Moreover, currency was the Achilles heel in the last referendum, and hasn’t yet been addressed. George Osborne was adamant in his rejection of a currency union. The options this time round, whether a separate Scottish currency or joining the euro, have yet to be properly explored. A worsened financial situation in the 27 remaining EU members hampers the latter and the former remains politically problematic. 

The problem of borders

Geography is also an obstacle  that will be even harder to address now than before. Scotland can change its constitution, but it cannot alter its location on a shared island. In 2014, the independence argument was simply about changing the political union. Other unions, whether monarchy or social, would remain untouched. The island would remain seamless, without border posts. An independent Scotland, whether in or out of the EU, would almost certainly have to face these issues. That is a significant change from before, and the effect on public opinion unknown.

The risk that's worth it

Ultimately, the bar for a Yes vote may be higher, but the Scots may still be prepared to jump it. As with Ireland in 1920, facing any risk may be better than remaining in the British realm. Boris Johnson as Prime Minister would certainly encourage that. 
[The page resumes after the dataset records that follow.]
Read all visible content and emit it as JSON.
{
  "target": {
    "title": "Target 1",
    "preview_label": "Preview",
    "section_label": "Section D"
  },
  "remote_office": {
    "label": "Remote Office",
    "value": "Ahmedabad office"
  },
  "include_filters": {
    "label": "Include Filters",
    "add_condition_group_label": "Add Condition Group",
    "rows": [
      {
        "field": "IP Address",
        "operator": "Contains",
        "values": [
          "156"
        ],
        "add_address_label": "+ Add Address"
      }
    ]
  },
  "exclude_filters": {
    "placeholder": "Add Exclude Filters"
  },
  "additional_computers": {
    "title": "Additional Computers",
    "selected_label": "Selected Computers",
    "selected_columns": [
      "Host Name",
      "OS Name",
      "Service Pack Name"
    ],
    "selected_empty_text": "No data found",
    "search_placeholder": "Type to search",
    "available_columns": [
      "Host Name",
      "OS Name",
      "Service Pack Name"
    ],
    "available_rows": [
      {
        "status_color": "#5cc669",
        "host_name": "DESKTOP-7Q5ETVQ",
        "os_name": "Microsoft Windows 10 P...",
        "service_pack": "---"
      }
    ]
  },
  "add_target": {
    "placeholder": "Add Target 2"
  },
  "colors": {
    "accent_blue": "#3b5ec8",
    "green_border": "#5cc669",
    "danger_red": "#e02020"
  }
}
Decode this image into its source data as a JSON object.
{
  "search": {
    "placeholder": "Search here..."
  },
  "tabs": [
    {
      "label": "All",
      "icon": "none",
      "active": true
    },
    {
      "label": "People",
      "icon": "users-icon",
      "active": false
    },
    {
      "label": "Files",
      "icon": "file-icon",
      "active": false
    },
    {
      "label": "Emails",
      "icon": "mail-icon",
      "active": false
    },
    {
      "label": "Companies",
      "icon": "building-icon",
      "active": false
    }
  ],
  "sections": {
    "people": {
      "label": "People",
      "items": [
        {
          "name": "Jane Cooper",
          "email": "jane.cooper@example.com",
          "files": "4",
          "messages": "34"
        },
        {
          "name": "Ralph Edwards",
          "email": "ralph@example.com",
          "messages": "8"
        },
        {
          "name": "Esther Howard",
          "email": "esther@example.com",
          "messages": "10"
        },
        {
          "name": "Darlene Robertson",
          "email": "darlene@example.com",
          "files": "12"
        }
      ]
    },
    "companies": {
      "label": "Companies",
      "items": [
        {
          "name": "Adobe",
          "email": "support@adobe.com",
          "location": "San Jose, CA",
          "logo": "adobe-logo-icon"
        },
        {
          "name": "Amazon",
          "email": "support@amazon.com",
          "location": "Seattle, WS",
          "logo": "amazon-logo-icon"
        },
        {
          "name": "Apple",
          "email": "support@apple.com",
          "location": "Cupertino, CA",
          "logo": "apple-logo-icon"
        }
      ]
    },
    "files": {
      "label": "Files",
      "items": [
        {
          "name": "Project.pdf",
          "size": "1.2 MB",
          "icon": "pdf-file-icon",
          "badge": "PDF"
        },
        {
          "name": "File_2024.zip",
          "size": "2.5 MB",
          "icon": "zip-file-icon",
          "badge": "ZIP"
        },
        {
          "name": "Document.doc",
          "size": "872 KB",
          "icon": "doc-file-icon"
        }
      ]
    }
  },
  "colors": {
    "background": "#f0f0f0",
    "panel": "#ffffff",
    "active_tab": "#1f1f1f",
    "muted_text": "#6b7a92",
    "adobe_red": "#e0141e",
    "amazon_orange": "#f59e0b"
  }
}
David Cameron's lack of sensitivity after the independence referendum fuelled the Scottish National Party surge. But perhaps this time, the new Government will be magnanimous towards Scotland and move to federalism. The Nordic Union offers an example to be explored. Left-wing commentators have called for a progressive alliance to remove the Tories and offer a multi-option referendum on Scotland’s constitution. But that is dependent on SNP and Labour being prepared to work together, and win the debate in England and Wales.

So, Indy Ref The Sequel is on the table. It won’t be the same as the first, and it will be more challenging. But, if there is no plausible alternative, Scots may consider it the only option.

Kenny MacAskill served as a Scottish National MSP between 2007 and 2016, and as Cabinet Secretary for Justice between 2007 and 2014.